La última iteración de la arquitectura de modelos abiertos de Google, Gemma 4, está demostrando ser capaz de gestionar tareas complejas de programación con agentes de forma local. El desarrollador Daniel Vaughan probó recientemente el modelo en el CLI de Codex con el objetivo de determinar si podría servir como una alternativa viable y privada a los modelos basados en la nube, como GPT-5.4.
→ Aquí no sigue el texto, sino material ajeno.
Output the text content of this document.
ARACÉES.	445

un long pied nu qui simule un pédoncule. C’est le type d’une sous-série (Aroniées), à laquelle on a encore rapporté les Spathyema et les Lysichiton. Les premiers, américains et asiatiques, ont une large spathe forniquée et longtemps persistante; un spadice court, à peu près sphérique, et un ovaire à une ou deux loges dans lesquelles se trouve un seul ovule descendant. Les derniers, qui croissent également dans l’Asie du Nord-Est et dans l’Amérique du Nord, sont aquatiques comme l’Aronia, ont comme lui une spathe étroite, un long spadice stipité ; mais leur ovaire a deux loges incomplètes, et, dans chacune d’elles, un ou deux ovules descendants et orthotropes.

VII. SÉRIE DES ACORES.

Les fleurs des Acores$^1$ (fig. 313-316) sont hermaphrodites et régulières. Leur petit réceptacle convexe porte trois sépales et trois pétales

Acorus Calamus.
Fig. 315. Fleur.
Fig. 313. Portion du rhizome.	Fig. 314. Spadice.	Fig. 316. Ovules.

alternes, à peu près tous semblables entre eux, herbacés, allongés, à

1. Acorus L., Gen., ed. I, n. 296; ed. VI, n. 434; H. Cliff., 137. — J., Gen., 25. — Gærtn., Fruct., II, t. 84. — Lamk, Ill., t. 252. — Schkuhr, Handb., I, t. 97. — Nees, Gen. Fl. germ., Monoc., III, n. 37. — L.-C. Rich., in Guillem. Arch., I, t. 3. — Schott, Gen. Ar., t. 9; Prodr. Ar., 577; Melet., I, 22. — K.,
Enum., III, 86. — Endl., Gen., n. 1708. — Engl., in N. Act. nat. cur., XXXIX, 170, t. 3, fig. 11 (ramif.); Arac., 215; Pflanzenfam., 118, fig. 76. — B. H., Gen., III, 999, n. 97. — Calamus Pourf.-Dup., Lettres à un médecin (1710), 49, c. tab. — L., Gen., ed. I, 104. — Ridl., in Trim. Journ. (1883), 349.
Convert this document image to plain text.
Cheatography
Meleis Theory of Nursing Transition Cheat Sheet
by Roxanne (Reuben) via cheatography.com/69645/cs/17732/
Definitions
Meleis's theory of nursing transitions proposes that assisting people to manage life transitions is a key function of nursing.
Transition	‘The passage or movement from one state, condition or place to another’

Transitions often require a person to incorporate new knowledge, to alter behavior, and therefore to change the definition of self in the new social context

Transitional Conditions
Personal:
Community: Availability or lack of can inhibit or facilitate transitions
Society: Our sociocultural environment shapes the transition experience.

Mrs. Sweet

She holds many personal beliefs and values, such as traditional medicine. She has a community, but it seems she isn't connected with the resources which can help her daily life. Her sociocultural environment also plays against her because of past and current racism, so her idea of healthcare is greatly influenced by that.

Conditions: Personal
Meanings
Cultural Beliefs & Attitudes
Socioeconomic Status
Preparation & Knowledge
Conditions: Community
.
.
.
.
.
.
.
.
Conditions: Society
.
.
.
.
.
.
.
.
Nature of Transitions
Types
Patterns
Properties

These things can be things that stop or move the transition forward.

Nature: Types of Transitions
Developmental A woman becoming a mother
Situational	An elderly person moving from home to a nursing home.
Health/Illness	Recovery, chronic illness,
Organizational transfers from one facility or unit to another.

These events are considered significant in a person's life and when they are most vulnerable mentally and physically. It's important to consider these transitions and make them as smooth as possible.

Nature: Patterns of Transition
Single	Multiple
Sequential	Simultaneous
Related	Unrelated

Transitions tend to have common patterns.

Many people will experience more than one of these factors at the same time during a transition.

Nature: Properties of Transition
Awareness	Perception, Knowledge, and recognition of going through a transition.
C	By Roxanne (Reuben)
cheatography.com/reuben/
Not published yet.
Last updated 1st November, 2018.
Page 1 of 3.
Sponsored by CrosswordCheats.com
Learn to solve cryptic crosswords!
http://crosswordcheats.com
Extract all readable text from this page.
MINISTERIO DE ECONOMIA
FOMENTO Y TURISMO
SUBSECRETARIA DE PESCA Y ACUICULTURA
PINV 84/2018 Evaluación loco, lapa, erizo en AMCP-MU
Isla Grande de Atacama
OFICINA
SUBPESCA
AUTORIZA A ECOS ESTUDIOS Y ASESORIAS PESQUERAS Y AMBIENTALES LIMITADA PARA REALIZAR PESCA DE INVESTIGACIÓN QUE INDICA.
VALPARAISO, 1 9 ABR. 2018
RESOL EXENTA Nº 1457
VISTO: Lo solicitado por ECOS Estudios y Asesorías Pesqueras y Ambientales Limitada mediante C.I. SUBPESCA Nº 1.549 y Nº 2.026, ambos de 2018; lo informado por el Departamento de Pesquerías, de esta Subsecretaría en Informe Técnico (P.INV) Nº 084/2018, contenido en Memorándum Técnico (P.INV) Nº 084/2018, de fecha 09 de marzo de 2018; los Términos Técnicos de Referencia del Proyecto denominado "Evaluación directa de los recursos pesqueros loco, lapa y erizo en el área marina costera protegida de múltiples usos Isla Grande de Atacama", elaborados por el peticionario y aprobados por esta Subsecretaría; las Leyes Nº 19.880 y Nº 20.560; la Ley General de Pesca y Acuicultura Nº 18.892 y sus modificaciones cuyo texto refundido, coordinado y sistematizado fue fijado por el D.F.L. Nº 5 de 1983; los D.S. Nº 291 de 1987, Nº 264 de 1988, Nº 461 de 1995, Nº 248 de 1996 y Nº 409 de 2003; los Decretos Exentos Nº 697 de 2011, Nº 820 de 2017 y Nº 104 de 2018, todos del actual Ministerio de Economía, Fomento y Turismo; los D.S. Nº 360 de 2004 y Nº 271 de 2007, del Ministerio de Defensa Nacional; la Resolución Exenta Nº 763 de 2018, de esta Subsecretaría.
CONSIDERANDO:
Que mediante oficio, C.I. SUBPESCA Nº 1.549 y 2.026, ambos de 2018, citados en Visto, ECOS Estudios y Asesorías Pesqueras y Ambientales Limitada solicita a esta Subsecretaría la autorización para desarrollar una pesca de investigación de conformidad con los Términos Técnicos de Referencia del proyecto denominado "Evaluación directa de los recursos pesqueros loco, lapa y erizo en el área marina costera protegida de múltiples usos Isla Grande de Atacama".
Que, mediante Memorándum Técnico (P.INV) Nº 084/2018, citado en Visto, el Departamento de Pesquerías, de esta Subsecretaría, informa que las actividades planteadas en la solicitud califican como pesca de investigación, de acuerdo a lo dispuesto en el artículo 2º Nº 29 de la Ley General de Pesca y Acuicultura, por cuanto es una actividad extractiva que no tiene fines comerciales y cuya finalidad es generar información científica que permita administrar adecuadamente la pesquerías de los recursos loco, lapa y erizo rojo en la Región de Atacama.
Para la prueba, Vaughan utilizó dos configuraciones de hardware distintas. Su primer equipo fue un MacBook Pro con chip M4 Pro y 24 GB de RAM, ejecutando la variante Mixture-of-Experts (MoE) de 26B a través de llama.cpp. Su segunda configuración utilizó un Dell Pro Max GB10 equipado con 128 GB de memoria unificada y un chip NVIDIA Blackwell para ejecutar la variante densa de 31B mediante Ollama v0.20.5.
La principal motivación de Vaughan para este cambio fue hacer frente al aumento de los costes de uso de las API y resolver las preocupaciones sobre la privacidad de los códigos fuente sensibles. Señaló que los modelos basados en la nube suelen presentar problemas de limitación de velocidad y volatilidad de precios, lo que convierte a la ejecución local en una opción más robusta para el trabajo diario.
Superando las limitaciones en la ejecución de herramientas
Las versiones anteriores de Gemma no ofrecían una base sólida para la programación con agentes debido a la escasa precisión en la llamada a herramientas. Según los puntos de referencia, los modelos anteriores solo obtenían un 6,6 por ciento en la prueba de llamadas a funciones tau2-bench. Sin embargo, el modelo Gemma 4 de 31B ha mejorado este rendimiento de forma significativa, alcanzando un 86,4 por ciento en la misma prueba.
"Gemma 4 31B obtiene un 86,4 por ciento en la misma prueba. Eso es lo que hizo que valiera la pena realizar este experimento", escribió Vaughan. Esta capacidad permite al modelo leer archivos, escribir código y aplicar parches de forma fiable sin necesidad de enviar peticiones a un servidor externo.
La transición al hardware local no estuvo exenta de obstáculos. Vaughan informó que los intentos iniciales se vieron entorpecidos por errores de software, específicamente dentro del proceso de streaming de Ollama. Descubrió que la versión v0.20.3 redirigía incorrectamente las respuestas de las llamadas a herramientas hacia la salida de razonamiento en lugar de al campo específico de llamadas a herramientas. Estos desafíos requirieron una jornada completa de depuración para resolverse antes de que el modelo pudiera funcionar eficazmente como agente de programación.
Los hallazgos de Vaughan sugieren que, aunque la inferencia local requiere más tiempo de configuración, la calidad del modelo es suficiente para competir con las alternativas en la nube en tareas de programación profesional. Al trasladar la carga de trabajo al hardware local, los desarrolladores pueden mantener el control sobre sus datos y, al mismo tiempo, mitigar los costes continuos asociados a las llamadas frecuentes a las API.